ディデエ・エリボンは誰の声を聞いたか 20240301(第29回)

「ことばにならない声/声にならないことば」。今回は、フランスの哲学者・社会学者であるディディエ・エリボンの著作『ランスへの帰郷』『人生、老い、そしてある庶民階級女性の死』の2冊を読みながら、作品に記される、著者自身の母の声の意味について考えていきます。
ディディエ・エリボンは1953年に地方都市ランスの貧しい労働者の家庭に生まれました。その環境の中で、哲学、文学に興味を持ち、その世界に魅了され、やがて生まれ育った環境を離れていきます。エリボンは、地方の労働者階級からパリの知識人階級へと自分の立場を変えた人とだと言えるでしょう。そのエリボンが父の死を契機に、ランスへ戻り、そこから自分の半生を振り返った本が2009年に出版された『ランスへの帰還』です。
とはいえ、この本は単純な伝記ではなく、父母の、そして自分自身の生まれ育った社会的な境遇について、さらにその境遇から時代との関わりまで、個人・家族・社会・国家の複数のレベルで構成されています。またエリボンは自らが同性愛者であることから、自分の人生は、2つの領域、すなわち地方労働者階級という社会的な領域と、同性愛という性的な領域の2つによって印づけられていると述べています(p. 216.)。
この本の中で注目したいのは、夫を亡くした、著者の母親の存在です。母親は極めて貧しい生い立ちで、自分自身の父親の顔を知らず、また戦争中から戦後にかけては孤児院に入れられ、教育もまともに受けることはできず、家政婦や、結婚してからは工場で働いてきました。その母親の人生を語ることを通して、エリボンの一家庭の困難さだけではなく、なぜ労働者階級が苦しく、非人間的な(p. 74.)生活を送らざるをえなかったか、地方の労働者の社会の構造的支配への批判が展開されていきます。
この本には社会学的な考察と、その社会のただなかにあった母親が息子のエリボンに語った具体的なことばが等しい重みをもって書かれています。家政婦として働いた先の家庭でひどいいやがらせにあったこと、自分自身の母親との緊張関係、またエリボンが学業を続けていく姿に対して、「私には一度もできなかったよ…」とか「私は一度もしたことがないね…」といった表現をしていたことなどが詳細にしるされます。またそうした直接的な言葉に加えて、父母の投票行動や人種差別などことばの端々に現れる政治的な態度も書かれています。そうした個別具体な両親の存在に近くから向かいながら、エリボンはフランス現代社会についての考察を展開しているのです。
『ランスへの帰郷』は、父の死をきっかけに書かれた本ですが、2023年には母の死をきっかけに本を書きます。

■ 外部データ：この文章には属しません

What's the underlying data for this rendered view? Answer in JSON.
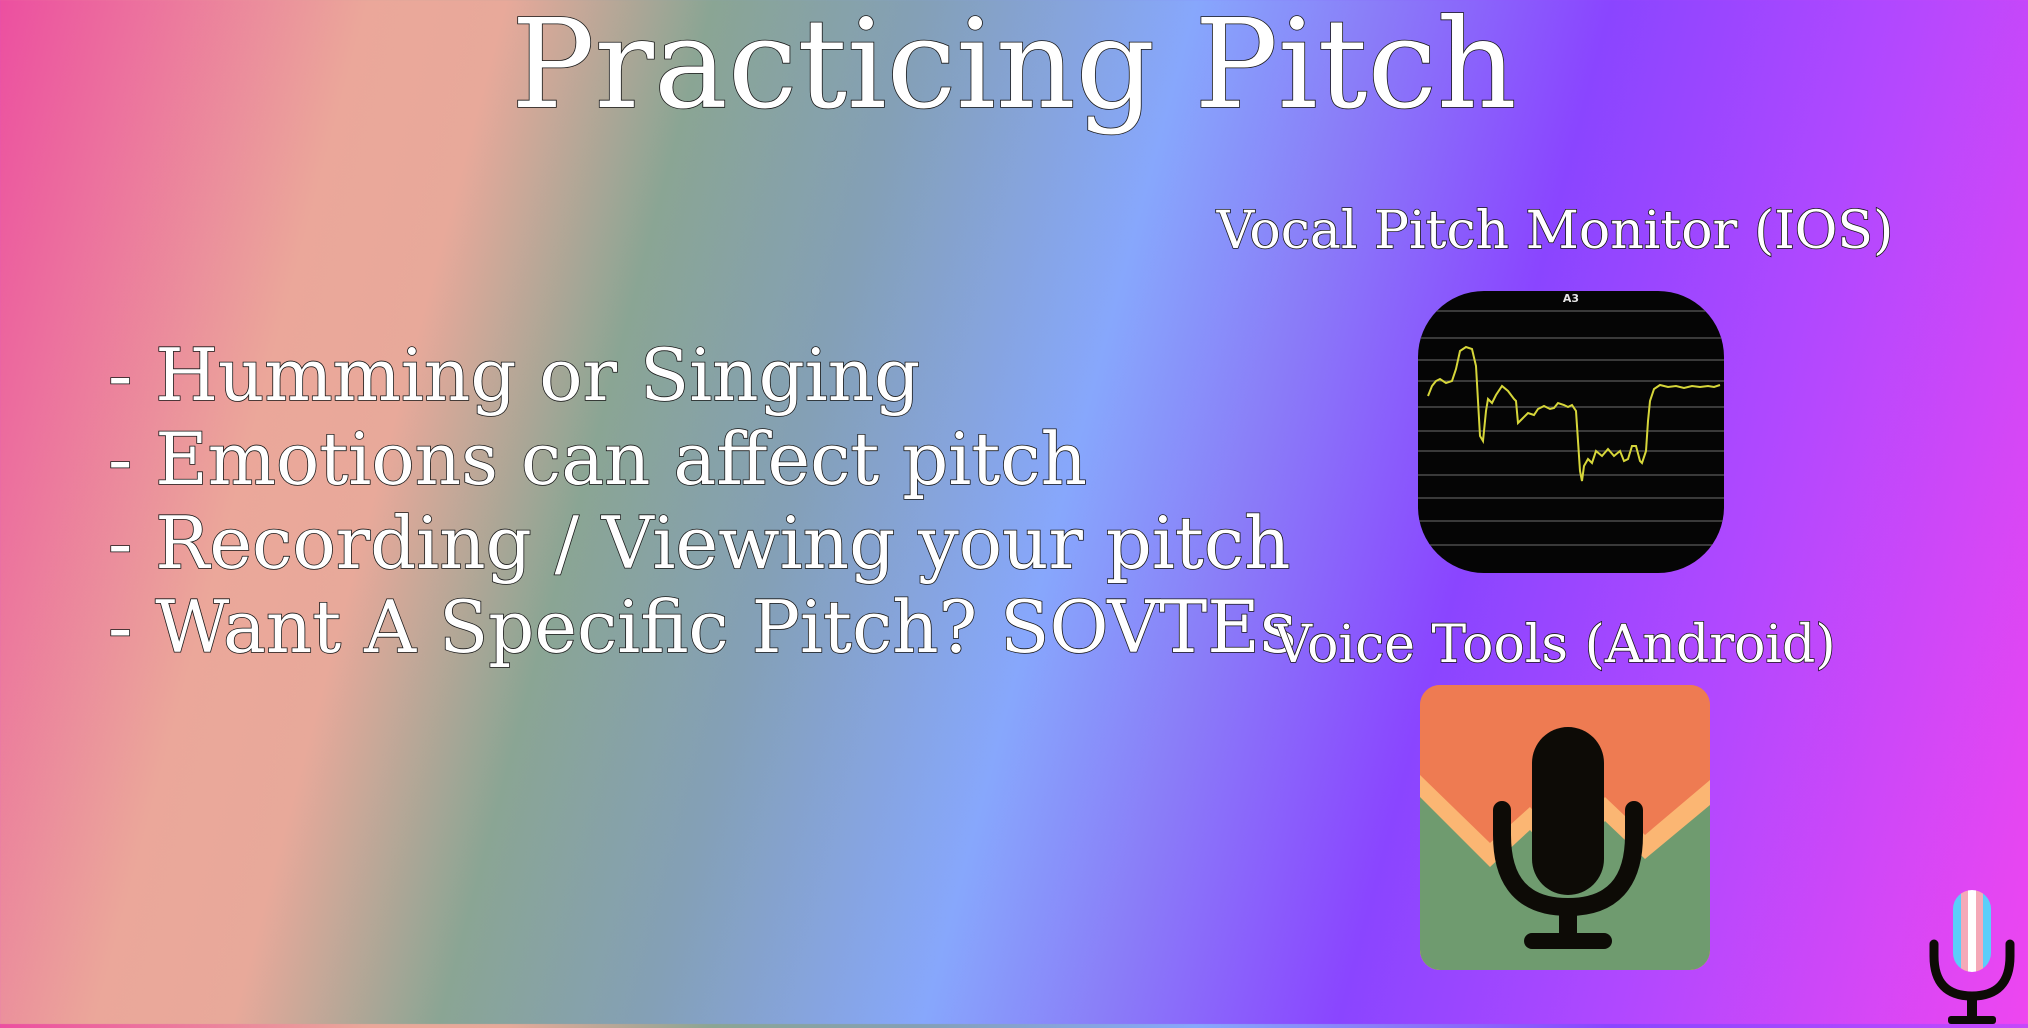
{
  "slide": {
    "title": "Practicing Pitch",
    "bullets": [
      "- Humming or Singing",
      "- Emotions can affect pitch",
      "- Recording / Viewing your pitch",
      "- Want A Specific Pitch? SOVTEs"
    ]
  },
  "apps": {
    "ios": {
      "label": "Vocal Pitch Monitor (IOS)",
      "icon_note": "A3",
      "icon": "pitch-graph-icon"
    },
    "android": {
      "label": "Voice Tools (Android)",
      "icon": "microphone-icon"
    }
  },
  "logo": {
    "icon": "trans-flag-microphone-icon"
  },
  "colors": {
    "text": "#ffffff",
    "text_outline": "#1a1a1a",
    "pitch_line": "#d6d63a",
    "android_orange": "#ee7b52",
    "android_peach": "#fbb673",
    "android_green": "#6f9b6f",
    "flag_blue": "#5bcefa",
    "flag_pink": "#f5a9b8",
    "flag_white": "#ffffff"
  }
}
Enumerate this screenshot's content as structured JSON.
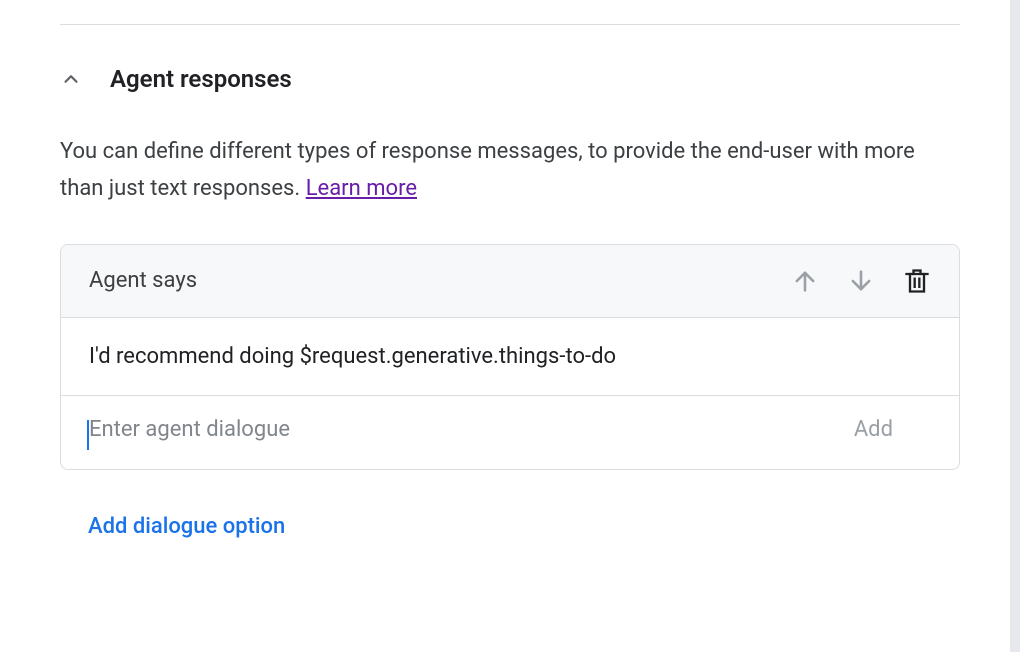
{
  "section": {
    "title": "Agent responses",
    "description_prefix": "You can define different types of response messages, to provide the end-user with more than just text responses. ",
    "learn_more": "Learn more"
  },
  "card": {
    "header": "Agent says",
    "rows": [
      "I'd recommend doing $request.generative.things-to-do"
    ],
    "input_placeholder": "Enter agent dialogue",
    "add_label": "Add"
  },
  "actions": {
    "add_dialogue_option": "Add dialogue option"
  }
}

それが『人生、老い、そしてある庶民階級女性の死』です。父の死後一人暮らしをしていた母親ですが、だんだんと一人では暮らせなくなり、息子たちは彼女を老人ホームに入れることにします。しかし入居後、わずか数週間して母親は亡くなってしまいます。その理由の一端は、それまでの人間関係や生活空間、時間の過ごし方など、なじみのある関係性から母親が断ち切られてしまったからでははないかとエリボンは言います。この本でも、母親という一人の個別的具体的な存在の描写と同時に、現在のフランスの高齢者の福祉問題、ケアにあたる人々の劣悪な労働環境、そうした分野に参入してくる新自由主義資本、そして老いと死に対する社会のネガティヴな認識まで、さまざまな現代的な問題が考察されます。
母親の老い、特にはっきりと意思を伝える能力も落ちてきて、母子の間で意思疎通ができなくなっていった体験を通し、エリボンは、もはや動くことも、発言することもできなくなっていく老人たちは果たしてどう「声」をあげることができるのか、そして私たちはその代わりに語ることが果たしてできるのか、と問いかけながら、「ことばにならない声/声にならないことば」の限界として老人の問題を考えようとします。
それは極めて難しい問いであり、答えは見つかりません。ただその困難さをエリボンは自分の体験としてかかえようとします。この体験と社会学的考察を行き来しながら、人々が声をあげるための条件を考えるーそれがエリボンという哲学者の根本的な姿勢です。